Summary
This 8-K filing by Alcoa Inc. (prior to its separation into two companies, which would later become Arconic and Alcoa Corporation, with the latter retaining the Alcoa name and this filing likely pertaining to the pre-split Alcoa) announces material amendments to its credit agreements in preparation for the company's separation into two distinct publicly traded entities. The key changes involve adjustments to financial covenants and credit facility amounts to accommodate this significant corporate restructuring. Specifically, Alcoa Inc. amended its existing Five-Year Revolving Credit Agreement to replace the Consolidated Net Worth covenant with a leverage ratio (Indebtedness to Consolidated EBITDA) that will decrease over time, and reduced the total commitment from $4 billion to $3 billion. Additionally, a new Secured Revolving Credit Agreement was established for its subsidiary Alcoa Upstream Corporation, providing up to $1.5 billion in revolving loans primarily for transaction costs related to the separation, working capital, and general corporate purposes. This new facility includes specific maturity dates and interest rate structures, along with detailed covenants and security arrangements to support the upcoming separation.
Key Highlights
- 1Alcoa Inc. amended its Five-Year Revolving Credit Agreement to facilitate a "Separation Transaction" (company split).
- 2The existing financial covenant based on Consolidated Net Worth is being replaced by a leverage ratio (Indebtedness/Consolidated EBITDA) starting at 5.50:1.00 and declining to 3.50:1.00 by December 31, 2019.
- 3The total commitments under the amended Alcoa Inc. credit agreement are permanently reduced from $4 billion to $3 billion.
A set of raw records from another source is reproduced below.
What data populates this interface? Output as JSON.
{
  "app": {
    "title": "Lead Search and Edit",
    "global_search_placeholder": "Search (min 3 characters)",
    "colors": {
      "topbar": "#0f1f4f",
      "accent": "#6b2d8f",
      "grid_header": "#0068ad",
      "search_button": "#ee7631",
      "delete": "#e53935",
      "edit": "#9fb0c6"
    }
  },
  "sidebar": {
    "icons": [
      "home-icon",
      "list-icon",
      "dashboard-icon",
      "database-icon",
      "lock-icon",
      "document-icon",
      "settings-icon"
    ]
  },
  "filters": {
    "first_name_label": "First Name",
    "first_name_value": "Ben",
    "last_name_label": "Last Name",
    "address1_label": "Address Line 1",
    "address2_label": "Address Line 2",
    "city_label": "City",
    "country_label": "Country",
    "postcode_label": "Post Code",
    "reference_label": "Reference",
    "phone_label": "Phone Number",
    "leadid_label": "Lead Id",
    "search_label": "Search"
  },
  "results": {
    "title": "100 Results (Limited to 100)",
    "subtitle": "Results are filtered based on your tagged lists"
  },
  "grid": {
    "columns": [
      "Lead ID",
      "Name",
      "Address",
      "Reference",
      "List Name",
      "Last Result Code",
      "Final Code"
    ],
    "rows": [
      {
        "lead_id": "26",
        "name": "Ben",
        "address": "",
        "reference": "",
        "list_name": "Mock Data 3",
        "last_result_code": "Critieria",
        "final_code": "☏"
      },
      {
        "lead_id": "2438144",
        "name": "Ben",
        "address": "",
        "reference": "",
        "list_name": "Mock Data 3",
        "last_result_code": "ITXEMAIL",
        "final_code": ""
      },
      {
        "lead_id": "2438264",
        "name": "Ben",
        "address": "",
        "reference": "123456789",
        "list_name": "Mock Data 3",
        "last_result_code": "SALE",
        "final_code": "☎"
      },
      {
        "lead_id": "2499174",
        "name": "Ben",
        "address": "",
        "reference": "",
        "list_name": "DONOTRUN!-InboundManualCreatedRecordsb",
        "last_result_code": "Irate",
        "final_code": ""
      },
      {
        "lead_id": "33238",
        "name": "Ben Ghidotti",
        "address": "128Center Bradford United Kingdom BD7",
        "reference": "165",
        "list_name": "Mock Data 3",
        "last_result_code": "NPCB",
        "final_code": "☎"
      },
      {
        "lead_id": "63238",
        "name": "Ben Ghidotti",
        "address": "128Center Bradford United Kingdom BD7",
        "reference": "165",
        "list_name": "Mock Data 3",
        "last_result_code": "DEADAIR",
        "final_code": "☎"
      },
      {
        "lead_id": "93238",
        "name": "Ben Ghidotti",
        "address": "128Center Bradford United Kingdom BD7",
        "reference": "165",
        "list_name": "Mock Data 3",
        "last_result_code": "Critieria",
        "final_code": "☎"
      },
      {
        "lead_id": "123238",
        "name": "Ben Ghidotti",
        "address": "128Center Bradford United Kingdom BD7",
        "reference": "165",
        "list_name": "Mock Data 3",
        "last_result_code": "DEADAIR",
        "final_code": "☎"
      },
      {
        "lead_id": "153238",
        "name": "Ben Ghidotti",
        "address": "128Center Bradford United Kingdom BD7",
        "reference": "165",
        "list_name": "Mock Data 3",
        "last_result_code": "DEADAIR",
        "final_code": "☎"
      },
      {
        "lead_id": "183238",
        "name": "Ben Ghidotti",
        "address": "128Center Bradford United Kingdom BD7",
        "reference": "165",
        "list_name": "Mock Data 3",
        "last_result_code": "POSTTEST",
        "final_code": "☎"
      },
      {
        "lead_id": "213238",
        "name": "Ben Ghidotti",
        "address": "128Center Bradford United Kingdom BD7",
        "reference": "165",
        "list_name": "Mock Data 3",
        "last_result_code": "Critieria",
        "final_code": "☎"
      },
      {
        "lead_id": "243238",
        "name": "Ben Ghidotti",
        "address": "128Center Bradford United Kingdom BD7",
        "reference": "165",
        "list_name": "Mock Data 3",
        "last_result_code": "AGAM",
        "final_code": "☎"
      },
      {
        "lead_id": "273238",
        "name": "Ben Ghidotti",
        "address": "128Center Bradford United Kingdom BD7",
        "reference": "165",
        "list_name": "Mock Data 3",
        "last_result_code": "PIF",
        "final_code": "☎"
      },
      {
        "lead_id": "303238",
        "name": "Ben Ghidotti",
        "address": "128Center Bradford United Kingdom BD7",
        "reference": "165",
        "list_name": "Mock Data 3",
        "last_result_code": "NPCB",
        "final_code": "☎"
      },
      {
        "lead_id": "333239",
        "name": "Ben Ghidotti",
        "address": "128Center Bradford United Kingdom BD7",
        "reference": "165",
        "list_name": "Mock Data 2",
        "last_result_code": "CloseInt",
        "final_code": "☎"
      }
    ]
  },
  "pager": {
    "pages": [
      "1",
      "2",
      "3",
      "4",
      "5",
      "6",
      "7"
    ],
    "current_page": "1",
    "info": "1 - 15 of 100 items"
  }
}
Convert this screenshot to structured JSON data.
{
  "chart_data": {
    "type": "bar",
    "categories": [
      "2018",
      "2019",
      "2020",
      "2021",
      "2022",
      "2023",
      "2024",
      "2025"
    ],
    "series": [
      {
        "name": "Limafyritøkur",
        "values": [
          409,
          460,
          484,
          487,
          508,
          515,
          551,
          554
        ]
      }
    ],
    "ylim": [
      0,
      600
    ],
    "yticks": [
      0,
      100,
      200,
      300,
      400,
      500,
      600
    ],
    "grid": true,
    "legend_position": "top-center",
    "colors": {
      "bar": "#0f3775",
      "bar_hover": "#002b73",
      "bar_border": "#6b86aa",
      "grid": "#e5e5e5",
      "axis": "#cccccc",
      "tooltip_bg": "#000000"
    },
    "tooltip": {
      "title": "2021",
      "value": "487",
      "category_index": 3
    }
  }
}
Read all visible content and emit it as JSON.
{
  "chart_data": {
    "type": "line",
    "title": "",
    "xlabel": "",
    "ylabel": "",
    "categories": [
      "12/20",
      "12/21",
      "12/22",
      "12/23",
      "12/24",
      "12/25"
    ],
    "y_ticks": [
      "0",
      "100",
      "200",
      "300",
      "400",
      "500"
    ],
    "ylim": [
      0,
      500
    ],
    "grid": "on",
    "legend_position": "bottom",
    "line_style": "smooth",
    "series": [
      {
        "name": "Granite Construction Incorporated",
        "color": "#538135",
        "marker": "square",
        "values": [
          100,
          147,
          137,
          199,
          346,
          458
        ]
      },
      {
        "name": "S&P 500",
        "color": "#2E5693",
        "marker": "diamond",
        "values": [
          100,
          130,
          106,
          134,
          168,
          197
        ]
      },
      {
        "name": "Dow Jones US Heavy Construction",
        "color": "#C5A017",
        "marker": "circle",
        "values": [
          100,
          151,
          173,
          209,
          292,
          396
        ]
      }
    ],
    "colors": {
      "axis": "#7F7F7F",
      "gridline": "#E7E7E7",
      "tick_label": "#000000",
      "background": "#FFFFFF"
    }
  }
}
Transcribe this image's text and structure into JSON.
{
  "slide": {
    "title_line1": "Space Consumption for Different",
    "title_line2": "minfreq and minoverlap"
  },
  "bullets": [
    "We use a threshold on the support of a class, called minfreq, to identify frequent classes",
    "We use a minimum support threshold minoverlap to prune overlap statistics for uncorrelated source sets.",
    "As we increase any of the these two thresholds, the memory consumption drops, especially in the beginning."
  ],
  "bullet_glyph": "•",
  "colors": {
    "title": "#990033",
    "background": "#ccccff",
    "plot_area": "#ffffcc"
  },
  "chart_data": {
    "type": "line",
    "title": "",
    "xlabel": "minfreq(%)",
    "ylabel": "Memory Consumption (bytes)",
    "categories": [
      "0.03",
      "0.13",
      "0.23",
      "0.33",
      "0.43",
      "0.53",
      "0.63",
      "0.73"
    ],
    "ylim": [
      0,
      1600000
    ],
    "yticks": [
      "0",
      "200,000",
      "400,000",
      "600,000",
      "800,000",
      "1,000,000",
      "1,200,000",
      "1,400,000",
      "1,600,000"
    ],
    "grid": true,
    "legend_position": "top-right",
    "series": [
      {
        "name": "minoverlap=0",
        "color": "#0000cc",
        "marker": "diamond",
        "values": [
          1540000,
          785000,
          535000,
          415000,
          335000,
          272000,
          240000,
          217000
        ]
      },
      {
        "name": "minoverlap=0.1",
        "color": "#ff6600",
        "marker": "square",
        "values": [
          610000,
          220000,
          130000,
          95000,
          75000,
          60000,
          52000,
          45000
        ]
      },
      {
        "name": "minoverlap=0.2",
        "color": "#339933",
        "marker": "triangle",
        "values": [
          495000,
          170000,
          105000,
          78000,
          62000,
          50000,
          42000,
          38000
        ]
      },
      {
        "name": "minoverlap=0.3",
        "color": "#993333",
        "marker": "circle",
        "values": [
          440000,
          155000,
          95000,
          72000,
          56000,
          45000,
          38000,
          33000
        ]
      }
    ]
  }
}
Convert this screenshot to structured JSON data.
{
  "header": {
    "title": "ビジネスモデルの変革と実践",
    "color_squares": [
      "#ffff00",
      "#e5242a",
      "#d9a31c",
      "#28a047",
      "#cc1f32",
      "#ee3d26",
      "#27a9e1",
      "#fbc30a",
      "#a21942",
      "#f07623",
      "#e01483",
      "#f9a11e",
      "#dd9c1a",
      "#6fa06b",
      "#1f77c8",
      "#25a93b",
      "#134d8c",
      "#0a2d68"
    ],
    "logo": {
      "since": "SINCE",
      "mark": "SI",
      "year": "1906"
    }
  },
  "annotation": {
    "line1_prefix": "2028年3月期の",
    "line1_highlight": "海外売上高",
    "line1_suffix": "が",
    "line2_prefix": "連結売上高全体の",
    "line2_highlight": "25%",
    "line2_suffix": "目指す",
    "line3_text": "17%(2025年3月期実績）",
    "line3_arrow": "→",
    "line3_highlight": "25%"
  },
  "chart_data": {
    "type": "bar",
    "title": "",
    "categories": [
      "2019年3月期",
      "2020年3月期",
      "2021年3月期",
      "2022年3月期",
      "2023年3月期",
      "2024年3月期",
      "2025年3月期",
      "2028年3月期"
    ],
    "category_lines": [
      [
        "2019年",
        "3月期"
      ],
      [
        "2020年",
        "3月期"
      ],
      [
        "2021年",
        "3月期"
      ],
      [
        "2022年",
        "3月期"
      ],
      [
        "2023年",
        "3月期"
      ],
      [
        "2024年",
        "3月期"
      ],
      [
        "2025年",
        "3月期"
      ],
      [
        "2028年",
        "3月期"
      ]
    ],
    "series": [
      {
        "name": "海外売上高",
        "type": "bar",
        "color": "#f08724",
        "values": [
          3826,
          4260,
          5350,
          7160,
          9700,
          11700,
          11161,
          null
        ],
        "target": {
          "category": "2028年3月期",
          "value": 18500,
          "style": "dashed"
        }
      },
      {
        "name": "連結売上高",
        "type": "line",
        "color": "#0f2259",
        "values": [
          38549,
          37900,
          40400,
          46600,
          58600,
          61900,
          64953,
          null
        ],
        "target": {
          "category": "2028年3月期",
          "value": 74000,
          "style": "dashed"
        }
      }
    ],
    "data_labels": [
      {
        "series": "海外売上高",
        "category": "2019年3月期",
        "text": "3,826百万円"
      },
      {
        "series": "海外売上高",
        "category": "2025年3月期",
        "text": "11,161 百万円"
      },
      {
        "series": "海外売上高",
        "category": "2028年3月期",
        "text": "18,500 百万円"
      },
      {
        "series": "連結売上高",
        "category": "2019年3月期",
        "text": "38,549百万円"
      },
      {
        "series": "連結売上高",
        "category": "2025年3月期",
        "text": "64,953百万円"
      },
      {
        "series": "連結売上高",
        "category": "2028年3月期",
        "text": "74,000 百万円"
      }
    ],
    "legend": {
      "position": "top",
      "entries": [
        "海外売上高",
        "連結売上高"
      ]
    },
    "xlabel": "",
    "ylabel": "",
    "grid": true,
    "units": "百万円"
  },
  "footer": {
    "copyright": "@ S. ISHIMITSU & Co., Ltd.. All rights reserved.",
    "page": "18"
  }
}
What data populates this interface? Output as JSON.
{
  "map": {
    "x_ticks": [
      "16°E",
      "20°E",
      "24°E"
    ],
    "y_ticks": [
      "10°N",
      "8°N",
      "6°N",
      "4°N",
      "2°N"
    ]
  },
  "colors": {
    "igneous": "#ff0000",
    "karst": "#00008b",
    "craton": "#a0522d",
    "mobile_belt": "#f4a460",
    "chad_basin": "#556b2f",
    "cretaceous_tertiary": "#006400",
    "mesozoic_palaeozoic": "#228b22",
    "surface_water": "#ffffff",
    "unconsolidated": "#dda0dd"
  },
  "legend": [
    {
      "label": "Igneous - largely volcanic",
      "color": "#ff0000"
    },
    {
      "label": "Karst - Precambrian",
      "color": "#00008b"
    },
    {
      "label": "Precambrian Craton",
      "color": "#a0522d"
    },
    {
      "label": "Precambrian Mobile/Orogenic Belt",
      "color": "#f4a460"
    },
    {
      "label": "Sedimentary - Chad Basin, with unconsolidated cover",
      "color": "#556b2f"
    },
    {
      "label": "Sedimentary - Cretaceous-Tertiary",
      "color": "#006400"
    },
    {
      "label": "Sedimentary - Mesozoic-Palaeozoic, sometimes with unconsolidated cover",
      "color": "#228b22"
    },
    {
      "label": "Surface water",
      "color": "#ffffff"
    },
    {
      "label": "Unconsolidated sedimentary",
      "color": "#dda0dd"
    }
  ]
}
- 4A new Secured Revolving Credit Agreement was entered into by Alcoa Upstream Corporation for up to $1.5 billion, to fund separation costs and general corporate needs.
- 5The new revolving credit facility has a maturity of five years from funding or December 31, 2021, with extension options.
- 6The new facility includes various interest rate options (adjusted LIBOR or base rate) and fees, with applicable margins tied to the leverage ratio.
- 7Both credit agreements contain customary covenants and events of default relevant to the ongoing corporate restructuring and future operations.